Jack’s face lights up. “Yeah! Marshmallows.”
“Marshmallows for snack? Mommy gives you marshmallows for snack? Are you sure?”
“Every day,” Eliza says solemnly. “All the kids get marshmallows for snack. Bring them back, okay?”
“Okay, sweetie.” Reece sighs.
“And Dad?” Jack kisses him good-bye. “Did you put the note about my playdate with Jasper in my folder?”
“What playdate with Jasper?”
“I’m going to Jasper’s house after school today and his mom is picking us up and you have to send in a note.”
“Can I just email?” Reece says, not really thinking Jack will know the answer
, but this all suddenly seems very complicated.
“Yes,” says Jack confidently. “You can email. I love you, Dad.”
“I love you too, buddy,” Reece says, and with an unexpected surge of relief, and love, he watches his children bundle into school.
Today has been surprisingly peaceful. The house is quiet, Reece was only a few minutes late for the conference call, and he has been able to successfully manage his work from home.
Honor has gone to the hospital to sit with Callie, but not before making him a grilled tuna melt for lunch. He could kind of get used to this.
At three-twenty he stands up and stretches, then grabs his coat to go and meet the bus.
“Reece!” April, their neighbor from up the street, presses the switch to open the window of her Porsche Cayenne. “I didn’t expect to see you here. How’s Callie?”
“She’s good,” he says, for what else do you say?
“Really? Honor seems to be very worried. Do they know what it is yet?”
Wow. How much do they know? He had forgotten how much women talk. “Not yet,” he says. “But the next round of results should be in tomorrow and I hope they’ll tell us something.”
“It’s so awful,” April says. “Especially after the . . . well, a few years ago. But I hear it’s not cancer, which must be a huge relief, right?”
“Huge,” Reece agrees.
“So, Jack has tae kwon do tomorrow with Will. Callie and I carpool but I’m really happy to take them.”

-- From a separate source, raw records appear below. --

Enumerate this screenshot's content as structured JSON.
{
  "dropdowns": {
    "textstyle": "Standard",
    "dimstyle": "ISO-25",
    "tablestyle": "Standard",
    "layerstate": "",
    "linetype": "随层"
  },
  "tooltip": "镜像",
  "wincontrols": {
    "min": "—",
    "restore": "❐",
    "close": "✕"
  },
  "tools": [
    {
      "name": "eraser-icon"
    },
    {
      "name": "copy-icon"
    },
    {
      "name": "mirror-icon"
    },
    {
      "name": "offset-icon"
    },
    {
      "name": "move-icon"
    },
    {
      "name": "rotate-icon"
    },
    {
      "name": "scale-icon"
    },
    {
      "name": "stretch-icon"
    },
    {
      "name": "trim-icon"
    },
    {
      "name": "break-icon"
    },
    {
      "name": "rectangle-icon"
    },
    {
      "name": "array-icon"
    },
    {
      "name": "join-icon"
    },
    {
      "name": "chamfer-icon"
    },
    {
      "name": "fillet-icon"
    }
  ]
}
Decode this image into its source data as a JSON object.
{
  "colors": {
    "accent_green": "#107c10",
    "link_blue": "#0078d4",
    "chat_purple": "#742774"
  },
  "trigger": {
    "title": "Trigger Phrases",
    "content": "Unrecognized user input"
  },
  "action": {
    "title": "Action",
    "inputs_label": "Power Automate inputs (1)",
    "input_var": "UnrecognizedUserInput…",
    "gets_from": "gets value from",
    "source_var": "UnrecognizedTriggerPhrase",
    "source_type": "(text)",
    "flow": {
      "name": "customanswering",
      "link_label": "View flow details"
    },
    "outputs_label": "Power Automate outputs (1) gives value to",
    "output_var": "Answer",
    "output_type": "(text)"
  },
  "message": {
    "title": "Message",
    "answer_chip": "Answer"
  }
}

“Oh.” Reece has no idea what the children do after school. He makes a mental note to actually read the kids’ schedule that is stuck to the front of the fridge. “Thank you. That would be great.”
“He can stay for dinner too, if he wants. Nothing fancy. Pizza.” She shrugs in resignation.

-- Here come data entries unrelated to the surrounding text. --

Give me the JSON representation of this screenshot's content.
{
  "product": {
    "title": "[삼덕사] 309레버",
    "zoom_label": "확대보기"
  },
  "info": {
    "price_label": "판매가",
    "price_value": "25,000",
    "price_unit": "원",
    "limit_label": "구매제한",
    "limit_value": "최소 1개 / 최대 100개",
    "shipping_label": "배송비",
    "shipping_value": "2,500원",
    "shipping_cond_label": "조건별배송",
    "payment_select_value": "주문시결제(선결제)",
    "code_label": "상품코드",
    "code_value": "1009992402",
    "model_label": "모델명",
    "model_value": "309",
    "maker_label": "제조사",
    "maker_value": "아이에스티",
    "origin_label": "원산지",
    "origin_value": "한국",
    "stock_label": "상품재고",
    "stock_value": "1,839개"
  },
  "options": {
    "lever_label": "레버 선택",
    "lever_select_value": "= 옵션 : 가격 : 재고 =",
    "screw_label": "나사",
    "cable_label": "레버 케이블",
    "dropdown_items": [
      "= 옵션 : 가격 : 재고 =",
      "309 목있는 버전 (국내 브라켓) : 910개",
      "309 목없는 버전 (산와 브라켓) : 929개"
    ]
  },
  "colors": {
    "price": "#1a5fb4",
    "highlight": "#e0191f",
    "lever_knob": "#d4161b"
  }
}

“I . . . Thank you. Another time would be great, but I’m taking the kids to have dinner with their mom, in the hospital. It’s kind of a nightly thing.”
“Of course. I totally understand. That’s so nice. Listen, do you need anything? Anything at all? Maybe food? I cook every day for my family and it would be no problem to drop some food in . . .” She looks up at him expectantly.